I decided to write the post below after Scott Dauenhauer, a financial planner I admire, sent me a link from an annuity firm that rails against all the bad press that Equity Index Annuities have deservedly been receiving. After you read the spiel, I hope you’ll be as appalled as I was. (Though I wasn’t surprised.)
An elderly woman, who lives in our community, learned not too long ago that she needed dentures. She had enough cash to pay for the new teeth, but she discovered that her money, while technically hers, couldn’t be touched.
The bad guy in this pitiful case was an insurance company, which had capitalized on an ingenious way to make money off an easy mark. What the woman with the bad molars bought was an equity indexed annuity. Promoters attract unsophisticated investors by suggesting that buying an EIA is like owning a handful of magic beans and a golden goose. An EIA, they say, will allow you to enjoy stock market gains without facing any of the risks. After listening to the spiel, it would be easy to conclude that only a chump would continue to invest in mutual funds or individual stocks. If you dump your money into one of these annuities instead, your EIA flak jacket will withstand all the nasty stuff that Wall Street tries lobbing at you.
In reality, however, EIAs aren’t a miracle investment. And they certainly aren’t risk free for those who experience buyer’s remorse. Hidden inside these things are incisors that can tear a customers’ investment apart if they decide to bolt.
EIAs are actually complicated insurance products that are being marketed to senior citizens, who are terrified by stock market losses. The upside potential for EIAs, say the salesmen, is great, but if the markets crash, an EIA’s return can’t dip into negative territory. These annuities guarantee a base annual return for the length of the contract, which is often 3%.
One drawback to EIAs is their complexity. While many EIAs, for instance, are partially linked to the fortunes of the Standard & Poor’s 500 Index, there are plenty of ways that an insurer can shrink the annuity’s return. For starters, a customer might be promised a 50%, 70% or even 100% share of the S&P 500’s annual performance. But that’s misleading because an EIA excludes the S&P 500’s dividends as part of the return. Insurers also often put caps on the returns that you can capture. Just how much the performance will shrink can depend on which of the dozens of crediting methods that an insurer uses. “There are probably 100 different ways to credit interest in an EIA and you literally need a degree in industry methodology to understand,” suggests Scott Dauenhauer, CFP, who is president at Meridian Wealth Management in Laguna Hills, CA.
Critics contend that many of the best-selling EIAs rely on crediting calculations that provide customers with the most anemic returns. Why would someone recommend an EIA that stinks up the room? Hmm. Would it shock anybody out there when I said that some insurance agents routinely select the EIAs that provide the highest commissions for themselves? Many popular EIAs pay agents 8%, 10% or higher. Some lucky guys can even get 12% on a sale.
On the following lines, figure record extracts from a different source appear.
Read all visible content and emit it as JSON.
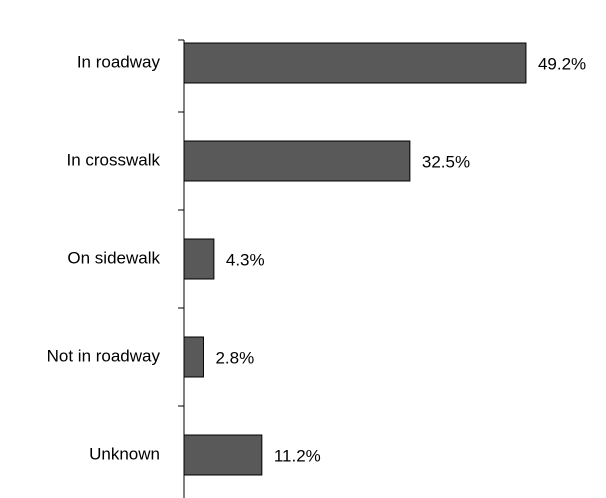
{
  "chart_data": {
    "type": "hbar",
    "categories": [
      "In roadway",
      "In crosswalk",
      "On sidewalk",
      "Not in roadway",
      "Unknown"
    ],
    "values": [
      49.2,
      32.5,
      4.3,
      2.8,
      11.2
    ],
    "value_labels": [
      "49.2%",
      "32.5%",
      "4.3%",
      "2.8%",
      "11.2%"
    ],
    "color": "#595959"
  }
}
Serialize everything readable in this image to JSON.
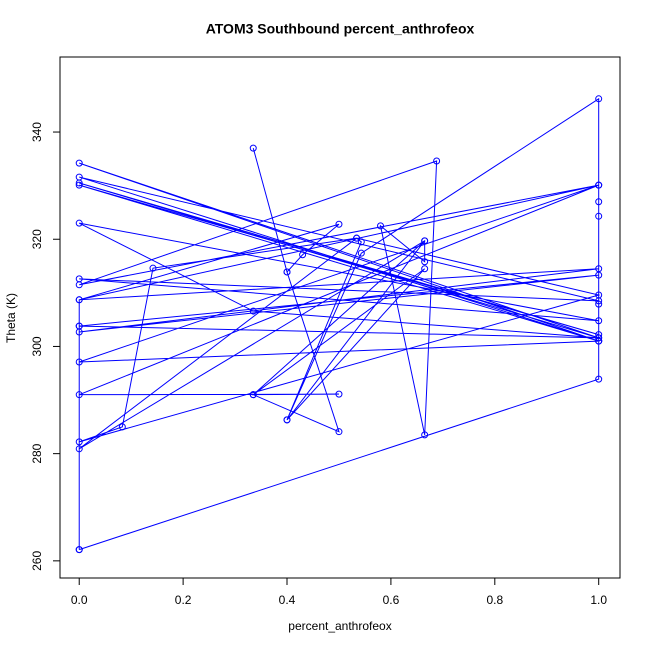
{
  "chart_data": {
    "type": "line",
    "title": "ATOM3 Southbound percent_anthrofeox",
    "x_label": "percent_anthrofeox",
    "y_label": "Theta (K)",
    "xlim": [
      -0.037,
      1.041
    ],
    "ylim": [
      256.8,
      354.0
    ],
    "xticks": [
      {
        "value": 0,
        "label": "0.0"
      },
      0.2,
      0.4,
      0.6,
      0.8,
      {
        "value": 1,
        "label": "1.0"
      }
    ],
    "yticks": [
      260,
      280,
      300,
      320,
      340
    ],
    "series": [
      {
        "name": "Theta",
        "color": "#0000ff",
        "x": [
          0,
          1,
          1,
          0,
          1,
          0,
          1,
          0,
          1,
          0,
          1,
          0,
          1,
          0,
          0.335,
          1,
          0,
          1,
          0,
          1,
          0,
          0.5,
          0.43,
          0.4,
          0.335,
          0.4,
          0.5,
          0.335,
          0.665,
          0.665,
          0.58,
          0.665,
          0.688,
          0,
          1,
          0,
          0.5,
          0.335,
          0.665,
          0.4,
          0.543,
          0.534,
          1,
          0,
          0.083,
          0.142,
          0.534,
          0,
          0.665,
          0.4,
          0.543,
          1,
          1,
          1,
          1,
          1,
          0,
          1,
          0,
          0,
          0
        ],
        "values": [
          262.1,
          293.9,
          301.0,
          334.2,
          301.6,
          330.5,
          302.2,
          330.1,
          301.0,
          331.6,
          308.5,
          312.6,
          304.8,
          323.0,
          306.6,
          301.6,
          303.8,
          313.3,
          302.7,
          314.5,
          308.7,
          322.8,
          317.1,
          313.9,
          337.0,
          313.9,
          284.1,
          291.0,
          319.7,
          315.8,
          322.5,
          283.5,
          334.6,
          311.5,
          330.1,
          291.0,
          291.1,
          291.0,
          314.5,
          286.3,
          319.5,
          320.2,
          309.6,
          282.2,
          285.0,
          314.6,
          320.2,
          280.9,
          319.7,
          286.3,
          317.4,
          346.2,
          327.0,
          324.3,
          307.9,
          301.0,
          297.1,
          330.1,
          308.7,
          303.8,
          262.1
        ]
      }
    ]
  }
}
Because the sales commissions are so generous, insurance companies need the buyers to stay put for a long period of time so the insurers can recoup what they paid the agents. They keep customers in their seats by hitting them with surrender charges if they try to bolt. EIAs, however, will typically allow investors to pull out 10% a year without a penalty. Surrender periods will sometimes last longer than the clients. Imagine a 80-year-old widower buying an EIA that locks up her cash for 15 years. It was one of these lengthy lockup periods that tripped up the woman needing dentures.
Ronald A. Marron, an attorney in San Diego, who has filed numerous lawsuits against EIA insurance providers, including two class action suits, says he’s seen surrender charges as high as 25%. But Marron insists that ditching an EIA can involve more than paying the surrender costs. He says one of his clients, who sunk $1.495 million into an EIA, would have had to pay $263,000 to bail after being hit with a double whammy—a surrender penalty and something called a market value adjustment charge.
There are other reasons why EIAs are troubling. Insurance agents, who don’t possess securities licenses, are forbidden from selling stocks, bonds, mutual funds or even a lowly certificate of deposit. They can, however, sell all the EIAs they want thanks to the way they are regulated. The U.S. Securities and Exchange Commission and the NASD don’t consider EIAs to be an investment–at least not yet. Consequently, these regulators don’t have the authority to tell agents, who often market EIAs through free seminars, what they can or can’t do even if the advice is reckless. Some EIA promoters, for instance, are urging people to refinance their houses or take out reverse mortgages so they can free up cash to buy EIAs. Obviously, that’s just nuts. The NASD did issue an investor alert on EIAs last year, which you can find on the regulator’s web site (www.nasd.com). It’s also auditing EIA practices at some brokerage firms, while the SEC is conducting its own investigation.
The NASD urges investors to understand how a particular EIA works before buying one. But that’s a recommendation that even the people selling these complex annuities could have trouble following.